|
|
Il gesso usato nel settore edile si ricava dalla cottura del gesso allo stato minerale dopo che è stato macinato. In questo modo lo stesso perde acqua. Quando al gesso in polvere si aggiunge acqua esso diventa nuovamente solido. La malta di gesso rappresenta uno stucco particolarmente utilizzato per interventi di muratura di piccola entità, quali piccole crepe, fessure, buchi lasciati dai chiodi, che trova larga applicazione nelle pratiche di bricolage e nelle tecniche del Fai da te. Poiché è un materiale che assorbe umidità, gonfiandosi e sgretolandosi, non deve essere utilizzato all’esterno e in quegli ambienti, come bagno e cucina, dove vapori, umidità e acqua non si fanno desiderare. E’ un materiale corrosivo per cui non va impiegato a diretto contatto con i metalli, come il ferro e l’acciaio. La malta di gesso si ottiene impastando gesso e acqua nel rapporto 1/2/3 a 1, a secondo dell’ utilizzo. Ad esempio, una malta di gesso molto liquida viene utilizzata per preparare i muri che devono ricevere l’intonaco.

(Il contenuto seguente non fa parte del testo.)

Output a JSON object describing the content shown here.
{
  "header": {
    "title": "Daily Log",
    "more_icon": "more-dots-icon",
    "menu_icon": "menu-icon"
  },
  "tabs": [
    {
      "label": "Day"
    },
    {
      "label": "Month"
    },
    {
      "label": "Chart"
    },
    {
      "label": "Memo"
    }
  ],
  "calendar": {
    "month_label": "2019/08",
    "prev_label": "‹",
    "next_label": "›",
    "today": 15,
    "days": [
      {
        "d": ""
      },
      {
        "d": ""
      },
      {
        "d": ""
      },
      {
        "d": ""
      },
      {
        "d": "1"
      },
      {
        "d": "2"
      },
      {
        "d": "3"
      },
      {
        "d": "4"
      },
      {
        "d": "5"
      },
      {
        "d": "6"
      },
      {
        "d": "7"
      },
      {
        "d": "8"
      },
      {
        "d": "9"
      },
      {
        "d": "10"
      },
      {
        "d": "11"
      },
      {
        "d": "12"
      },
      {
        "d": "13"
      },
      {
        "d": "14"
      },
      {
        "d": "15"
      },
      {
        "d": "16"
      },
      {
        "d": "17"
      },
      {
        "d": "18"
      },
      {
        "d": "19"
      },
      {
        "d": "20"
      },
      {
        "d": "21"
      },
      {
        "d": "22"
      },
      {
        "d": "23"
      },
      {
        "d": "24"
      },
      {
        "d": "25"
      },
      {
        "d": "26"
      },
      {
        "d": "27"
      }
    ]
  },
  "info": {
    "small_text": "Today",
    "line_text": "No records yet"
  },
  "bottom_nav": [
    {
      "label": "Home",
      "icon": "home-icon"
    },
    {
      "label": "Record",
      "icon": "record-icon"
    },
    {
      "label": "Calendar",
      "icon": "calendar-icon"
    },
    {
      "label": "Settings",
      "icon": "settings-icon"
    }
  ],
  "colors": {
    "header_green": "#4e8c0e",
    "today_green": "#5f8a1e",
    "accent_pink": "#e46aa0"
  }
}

La malta di gesso come quella di cemento rapito deve essere utilizzata con una certa tempestività in quanto si indurisce velocemente. La malta di gesso va preparata versando lentamente nella giusta quantità di acqua il gesso, che si presenta sotto forma di polvere bianca, da impastare velocemente con un apposita cazzuola, anche se il mercato offre confezioni di svariate misure sotto forma di pasta già pronta per l’uso. Oltre che per l’otturazione di buchi, crepe e fessure, la malta di gesso viene utilizzata per fissare nei muri staffe di vario genere. Si tratta di un materiale abbastanza economico e versatile, che presenta una buona resistenza al fuoco, e che possiede un’ apprezzabile potere di coibentazione acustico e termico.